Andrea L. Graham is a Professor of Ecology and Evolutionary Biology at Princeton University, where she has been a faculty member since 2009. She is also affiliated with the Center for Health & Well-Being and the High Meadows Environmental Institute at Princeton and holds an External Faculty position at the Santa Fe Institute. Graham earned her Ph.D. in Ecology and Evolutionary Biology from Cornell University.
Graham is an evolutionary ecologist with strong interests in the processes that drive heterogeneity in hosts, parasites, and diseases. Her lab aims to understand how natural selection has shaped strategies for both host defense and parasite transmission. They are especially interested in discovering why hosts are so heterogeneous in immune responsiveness. Their laboratory methods will be familiar to immunologists, but their questions as well as our quantitative methods are drawn from evolutionary ecology.
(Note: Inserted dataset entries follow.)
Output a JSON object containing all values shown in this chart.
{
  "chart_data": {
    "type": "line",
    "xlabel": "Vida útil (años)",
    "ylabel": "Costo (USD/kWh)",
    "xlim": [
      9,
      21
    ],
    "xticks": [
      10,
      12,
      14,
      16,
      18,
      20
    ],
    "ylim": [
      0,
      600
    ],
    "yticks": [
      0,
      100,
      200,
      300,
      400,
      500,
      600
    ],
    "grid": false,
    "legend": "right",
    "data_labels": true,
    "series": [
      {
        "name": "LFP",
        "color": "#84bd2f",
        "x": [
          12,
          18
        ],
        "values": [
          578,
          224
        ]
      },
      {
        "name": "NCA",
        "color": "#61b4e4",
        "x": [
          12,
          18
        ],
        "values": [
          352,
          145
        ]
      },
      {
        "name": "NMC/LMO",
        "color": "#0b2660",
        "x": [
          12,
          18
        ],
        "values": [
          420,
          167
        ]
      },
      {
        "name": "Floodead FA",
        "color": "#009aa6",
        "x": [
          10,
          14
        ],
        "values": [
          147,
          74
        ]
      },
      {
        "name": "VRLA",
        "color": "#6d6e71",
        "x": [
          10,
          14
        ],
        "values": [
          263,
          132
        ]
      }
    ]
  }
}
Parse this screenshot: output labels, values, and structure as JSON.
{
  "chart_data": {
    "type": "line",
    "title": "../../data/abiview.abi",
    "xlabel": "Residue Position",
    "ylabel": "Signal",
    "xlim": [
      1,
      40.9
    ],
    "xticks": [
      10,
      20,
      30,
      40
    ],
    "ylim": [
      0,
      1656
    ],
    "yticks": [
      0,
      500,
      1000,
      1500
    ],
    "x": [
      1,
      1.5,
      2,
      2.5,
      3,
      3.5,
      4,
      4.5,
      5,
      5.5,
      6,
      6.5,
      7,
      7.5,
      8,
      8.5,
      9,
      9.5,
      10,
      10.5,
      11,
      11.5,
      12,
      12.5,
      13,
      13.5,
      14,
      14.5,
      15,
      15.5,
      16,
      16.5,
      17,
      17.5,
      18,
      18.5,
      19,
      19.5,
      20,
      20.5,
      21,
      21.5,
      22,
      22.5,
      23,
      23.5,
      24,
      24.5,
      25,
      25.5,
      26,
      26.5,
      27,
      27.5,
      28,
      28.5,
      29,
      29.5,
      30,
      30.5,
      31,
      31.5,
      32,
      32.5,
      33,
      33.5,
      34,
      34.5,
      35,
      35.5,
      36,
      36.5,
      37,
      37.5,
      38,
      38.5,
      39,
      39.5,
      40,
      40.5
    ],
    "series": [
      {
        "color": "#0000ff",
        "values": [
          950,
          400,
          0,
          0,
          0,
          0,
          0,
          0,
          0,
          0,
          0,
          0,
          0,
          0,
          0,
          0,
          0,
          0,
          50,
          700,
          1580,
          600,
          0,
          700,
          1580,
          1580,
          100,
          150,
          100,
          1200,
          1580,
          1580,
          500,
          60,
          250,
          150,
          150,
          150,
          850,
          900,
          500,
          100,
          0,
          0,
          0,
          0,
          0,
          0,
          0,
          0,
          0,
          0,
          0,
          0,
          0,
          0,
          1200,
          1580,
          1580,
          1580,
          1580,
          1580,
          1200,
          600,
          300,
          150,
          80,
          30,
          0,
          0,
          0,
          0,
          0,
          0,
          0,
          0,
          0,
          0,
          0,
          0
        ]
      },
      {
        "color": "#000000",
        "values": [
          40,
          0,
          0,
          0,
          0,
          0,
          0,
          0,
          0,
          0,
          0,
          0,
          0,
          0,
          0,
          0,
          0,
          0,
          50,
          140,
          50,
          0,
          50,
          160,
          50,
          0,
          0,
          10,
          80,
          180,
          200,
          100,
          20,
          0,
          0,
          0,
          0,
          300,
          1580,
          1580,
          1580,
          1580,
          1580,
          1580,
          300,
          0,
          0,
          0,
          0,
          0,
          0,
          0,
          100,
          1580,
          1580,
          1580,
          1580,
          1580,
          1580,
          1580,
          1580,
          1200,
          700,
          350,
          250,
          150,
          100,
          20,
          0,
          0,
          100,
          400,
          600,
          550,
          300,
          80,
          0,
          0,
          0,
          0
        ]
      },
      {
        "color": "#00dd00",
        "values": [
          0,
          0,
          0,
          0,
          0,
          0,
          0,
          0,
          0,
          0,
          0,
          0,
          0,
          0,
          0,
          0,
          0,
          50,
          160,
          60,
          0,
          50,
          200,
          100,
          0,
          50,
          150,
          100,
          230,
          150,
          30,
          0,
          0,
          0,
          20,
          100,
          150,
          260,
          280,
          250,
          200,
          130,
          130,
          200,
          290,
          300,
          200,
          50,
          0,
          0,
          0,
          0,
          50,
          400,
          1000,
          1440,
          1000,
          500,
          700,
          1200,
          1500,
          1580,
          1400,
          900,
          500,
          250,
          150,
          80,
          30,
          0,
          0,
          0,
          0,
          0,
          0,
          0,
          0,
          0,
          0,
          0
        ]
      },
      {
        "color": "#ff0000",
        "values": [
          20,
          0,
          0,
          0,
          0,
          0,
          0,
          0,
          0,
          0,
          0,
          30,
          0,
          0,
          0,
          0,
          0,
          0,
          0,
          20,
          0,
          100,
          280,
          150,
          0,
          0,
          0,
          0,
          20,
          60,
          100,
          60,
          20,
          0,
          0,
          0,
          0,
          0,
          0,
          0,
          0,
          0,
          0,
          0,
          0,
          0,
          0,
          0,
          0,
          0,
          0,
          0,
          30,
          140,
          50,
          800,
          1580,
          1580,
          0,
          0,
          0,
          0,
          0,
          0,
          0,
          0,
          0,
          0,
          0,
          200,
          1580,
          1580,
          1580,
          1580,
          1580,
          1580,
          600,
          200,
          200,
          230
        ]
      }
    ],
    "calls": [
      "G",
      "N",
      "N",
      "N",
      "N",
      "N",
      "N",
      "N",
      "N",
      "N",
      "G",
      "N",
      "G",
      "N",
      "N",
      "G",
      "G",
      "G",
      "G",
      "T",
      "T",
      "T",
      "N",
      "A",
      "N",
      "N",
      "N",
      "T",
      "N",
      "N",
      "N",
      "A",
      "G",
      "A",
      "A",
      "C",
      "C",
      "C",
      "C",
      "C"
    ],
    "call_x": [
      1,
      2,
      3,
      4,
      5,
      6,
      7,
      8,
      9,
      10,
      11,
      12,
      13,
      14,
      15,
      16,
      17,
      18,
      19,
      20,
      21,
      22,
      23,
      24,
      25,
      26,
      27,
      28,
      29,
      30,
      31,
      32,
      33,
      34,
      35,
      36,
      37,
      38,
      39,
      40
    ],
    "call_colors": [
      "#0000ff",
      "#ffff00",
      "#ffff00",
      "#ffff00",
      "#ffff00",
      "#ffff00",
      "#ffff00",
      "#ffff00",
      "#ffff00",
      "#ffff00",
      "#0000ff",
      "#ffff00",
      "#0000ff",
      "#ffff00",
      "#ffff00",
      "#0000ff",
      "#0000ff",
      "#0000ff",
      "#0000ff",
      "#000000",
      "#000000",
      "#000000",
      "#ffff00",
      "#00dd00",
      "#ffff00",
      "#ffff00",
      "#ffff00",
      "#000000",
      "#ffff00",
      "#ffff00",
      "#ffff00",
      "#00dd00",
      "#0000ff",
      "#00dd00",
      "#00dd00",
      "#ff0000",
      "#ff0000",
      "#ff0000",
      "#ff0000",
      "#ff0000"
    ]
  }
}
Of the myriad molecules that power the mammalian immune system, their favorites are cytokines and antibodies. Cytokines are intercellular signalling molecules that determine the type and magnitude of parasite-killing mechanisms enabled; antibodies are among the most potent and specific of those mechanisms. Thanks to excellent recent graduate alumnae, they study defense mechanisms of insect hosts, too. They assess effects of strong responses upon both host and parasite fitness, and the selection pressures that shape speed and specificity of responses.
Throughout her career, Graham has received numerous accolades, including being elected a Fellow of the American Association for the Advancement of Science and being named a Fellow by the Kavli Foundation and U.S. National Academy of Sciences. She has also held prestigious fellowships, such as the David Phillips Research Fellowship at the University of Edinburgh and the Leverhulme Trust Early Career Fellowship.